An investigation of accent inclusion in Brazilian Portuguese Speech
Speech biometrics, accent inclusion, Brazilian Portuguese, speech corpus, dataset
The use of artificial intelligence is becoming increasingly present in people’s lives, even
if not always noticeable. While the majority of speech technologies have achieved high
accuracy, they fail when tested for accents that deviate from the “standard” of a language.

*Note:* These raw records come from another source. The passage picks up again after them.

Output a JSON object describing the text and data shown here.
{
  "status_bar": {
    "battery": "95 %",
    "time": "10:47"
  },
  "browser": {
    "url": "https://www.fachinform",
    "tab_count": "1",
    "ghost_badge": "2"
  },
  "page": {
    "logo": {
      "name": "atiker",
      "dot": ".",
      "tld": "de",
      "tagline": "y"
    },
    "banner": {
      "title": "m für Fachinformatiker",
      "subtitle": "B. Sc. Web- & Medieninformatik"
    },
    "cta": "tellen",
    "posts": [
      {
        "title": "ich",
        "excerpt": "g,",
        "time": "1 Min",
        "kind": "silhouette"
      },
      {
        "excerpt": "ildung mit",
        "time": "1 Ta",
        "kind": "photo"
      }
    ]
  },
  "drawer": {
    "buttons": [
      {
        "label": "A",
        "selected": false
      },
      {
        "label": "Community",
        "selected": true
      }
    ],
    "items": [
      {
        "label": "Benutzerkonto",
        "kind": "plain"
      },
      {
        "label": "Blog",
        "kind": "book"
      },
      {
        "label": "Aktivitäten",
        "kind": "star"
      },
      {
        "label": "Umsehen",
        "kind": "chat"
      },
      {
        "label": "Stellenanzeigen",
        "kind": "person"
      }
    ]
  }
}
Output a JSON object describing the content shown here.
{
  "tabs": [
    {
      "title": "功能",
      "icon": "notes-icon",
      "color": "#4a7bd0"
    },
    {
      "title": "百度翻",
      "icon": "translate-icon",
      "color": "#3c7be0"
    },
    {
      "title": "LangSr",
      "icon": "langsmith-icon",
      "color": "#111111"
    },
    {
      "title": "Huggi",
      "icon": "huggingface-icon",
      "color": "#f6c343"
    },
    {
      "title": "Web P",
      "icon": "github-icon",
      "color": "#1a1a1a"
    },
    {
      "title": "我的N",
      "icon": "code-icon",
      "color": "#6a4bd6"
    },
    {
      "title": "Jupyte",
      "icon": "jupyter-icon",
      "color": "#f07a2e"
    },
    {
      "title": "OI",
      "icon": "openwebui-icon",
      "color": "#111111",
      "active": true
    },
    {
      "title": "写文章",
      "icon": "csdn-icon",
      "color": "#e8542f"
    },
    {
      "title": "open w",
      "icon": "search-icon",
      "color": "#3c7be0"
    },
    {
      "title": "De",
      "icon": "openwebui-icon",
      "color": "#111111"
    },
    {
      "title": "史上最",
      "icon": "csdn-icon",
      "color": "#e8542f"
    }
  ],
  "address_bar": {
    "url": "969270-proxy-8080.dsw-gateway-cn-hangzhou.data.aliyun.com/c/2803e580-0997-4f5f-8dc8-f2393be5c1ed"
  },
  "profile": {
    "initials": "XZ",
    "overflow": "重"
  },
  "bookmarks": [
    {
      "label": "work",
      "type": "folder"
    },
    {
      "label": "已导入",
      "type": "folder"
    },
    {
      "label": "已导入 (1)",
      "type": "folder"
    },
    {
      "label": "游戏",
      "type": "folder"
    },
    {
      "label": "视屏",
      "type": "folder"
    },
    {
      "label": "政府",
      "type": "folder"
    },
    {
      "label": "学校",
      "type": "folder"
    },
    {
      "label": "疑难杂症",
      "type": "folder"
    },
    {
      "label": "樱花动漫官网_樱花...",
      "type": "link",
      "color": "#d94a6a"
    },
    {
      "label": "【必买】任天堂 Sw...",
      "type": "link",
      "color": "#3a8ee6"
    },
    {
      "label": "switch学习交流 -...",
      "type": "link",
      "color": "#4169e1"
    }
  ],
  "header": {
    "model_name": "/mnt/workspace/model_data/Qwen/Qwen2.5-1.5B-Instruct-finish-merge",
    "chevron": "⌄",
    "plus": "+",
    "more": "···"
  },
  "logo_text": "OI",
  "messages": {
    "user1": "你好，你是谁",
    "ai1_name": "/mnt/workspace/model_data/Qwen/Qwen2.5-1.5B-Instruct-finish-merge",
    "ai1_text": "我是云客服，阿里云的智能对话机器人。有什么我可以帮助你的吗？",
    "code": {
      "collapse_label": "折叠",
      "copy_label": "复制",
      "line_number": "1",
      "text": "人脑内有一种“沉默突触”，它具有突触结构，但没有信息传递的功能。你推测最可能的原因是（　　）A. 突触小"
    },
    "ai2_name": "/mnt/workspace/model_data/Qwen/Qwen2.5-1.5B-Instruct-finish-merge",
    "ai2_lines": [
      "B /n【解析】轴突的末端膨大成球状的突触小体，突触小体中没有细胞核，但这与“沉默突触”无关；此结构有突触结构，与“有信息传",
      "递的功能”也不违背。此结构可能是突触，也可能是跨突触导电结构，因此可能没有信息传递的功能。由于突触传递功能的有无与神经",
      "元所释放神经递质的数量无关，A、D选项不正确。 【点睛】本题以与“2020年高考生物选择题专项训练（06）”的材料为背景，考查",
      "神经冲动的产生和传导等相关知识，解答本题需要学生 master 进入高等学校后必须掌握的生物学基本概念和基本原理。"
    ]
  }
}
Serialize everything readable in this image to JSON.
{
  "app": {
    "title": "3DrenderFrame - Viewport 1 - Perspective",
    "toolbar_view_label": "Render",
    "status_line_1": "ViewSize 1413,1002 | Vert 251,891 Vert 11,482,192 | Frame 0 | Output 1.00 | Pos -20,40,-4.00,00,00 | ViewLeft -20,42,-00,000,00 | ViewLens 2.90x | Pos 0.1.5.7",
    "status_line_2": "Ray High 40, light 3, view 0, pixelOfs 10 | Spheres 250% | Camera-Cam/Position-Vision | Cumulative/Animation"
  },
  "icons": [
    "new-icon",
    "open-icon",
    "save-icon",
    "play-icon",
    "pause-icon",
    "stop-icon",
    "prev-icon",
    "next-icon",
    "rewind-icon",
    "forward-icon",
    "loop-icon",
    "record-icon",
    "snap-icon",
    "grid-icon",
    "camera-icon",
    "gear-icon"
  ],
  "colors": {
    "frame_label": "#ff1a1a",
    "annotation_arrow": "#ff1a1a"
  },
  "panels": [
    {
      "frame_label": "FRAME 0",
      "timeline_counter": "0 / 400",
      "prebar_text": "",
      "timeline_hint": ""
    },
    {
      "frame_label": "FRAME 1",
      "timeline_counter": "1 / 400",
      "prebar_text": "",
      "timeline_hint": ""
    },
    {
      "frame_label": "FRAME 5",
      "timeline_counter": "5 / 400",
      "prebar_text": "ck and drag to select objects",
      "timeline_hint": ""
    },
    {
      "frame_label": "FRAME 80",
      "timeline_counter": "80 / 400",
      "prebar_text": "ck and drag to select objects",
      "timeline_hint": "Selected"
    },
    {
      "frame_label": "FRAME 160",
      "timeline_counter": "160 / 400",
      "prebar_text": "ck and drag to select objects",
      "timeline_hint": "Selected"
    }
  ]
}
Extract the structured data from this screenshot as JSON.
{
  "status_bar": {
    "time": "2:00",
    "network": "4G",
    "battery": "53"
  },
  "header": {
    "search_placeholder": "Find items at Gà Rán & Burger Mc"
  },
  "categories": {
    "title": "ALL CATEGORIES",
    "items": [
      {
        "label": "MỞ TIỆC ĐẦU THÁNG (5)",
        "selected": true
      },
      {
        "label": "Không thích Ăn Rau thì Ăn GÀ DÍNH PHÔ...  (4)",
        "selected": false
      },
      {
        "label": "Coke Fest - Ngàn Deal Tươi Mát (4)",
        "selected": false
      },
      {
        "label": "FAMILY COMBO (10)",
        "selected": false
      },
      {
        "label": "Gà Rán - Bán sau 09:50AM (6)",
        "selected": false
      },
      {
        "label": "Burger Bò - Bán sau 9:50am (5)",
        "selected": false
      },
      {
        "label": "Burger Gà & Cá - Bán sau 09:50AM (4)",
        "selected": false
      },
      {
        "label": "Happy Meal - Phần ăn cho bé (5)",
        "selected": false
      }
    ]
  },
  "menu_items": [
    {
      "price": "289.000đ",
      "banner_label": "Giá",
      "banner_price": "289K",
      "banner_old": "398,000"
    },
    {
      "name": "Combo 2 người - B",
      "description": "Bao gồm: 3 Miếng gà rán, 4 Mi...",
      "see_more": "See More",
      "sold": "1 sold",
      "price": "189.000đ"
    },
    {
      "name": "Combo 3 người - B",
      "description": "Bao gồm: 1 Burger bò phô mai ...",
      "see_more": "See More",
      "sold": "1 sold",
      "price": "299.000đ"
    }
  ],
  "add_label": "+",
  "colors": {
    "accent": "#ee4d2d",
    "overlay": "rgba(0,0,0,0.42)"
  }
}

This becomes more crucial for Brazilian Portuguese, given its lack of resources for properly
developing such systems. The excluding behaviour of speech systems and the lack of
resources, has inspired the objectives of this work. First, to explore news ways for Accent
Conversion for this language using a light-weight model called Sparse Anchor-Based
Representation of Speech with Residual Information (SABr+Res), which should convert
from paulista to nordestino. Second, to collect and release the largest speech dataset for
Brazilian Portuguese to the date. The dataset leverages the availability of public audio
and individuals in video platforms. The TEDx Talks posts a reliable environment for clean
speech from such persons, and therefore this work collects automatically the data, while
manually annotating the demographic information required for the first objective of this
work and also for other possible speech related tasks. With a current validation of 18.7%
it has 110 hours of speech from 520 audios and approximately 515 unique speakers. The
dataset already covers 21 out of the 27 Brazilian states, making the TEDx Talks Brazilian
Accents the most inclusive and representative dataset for the language.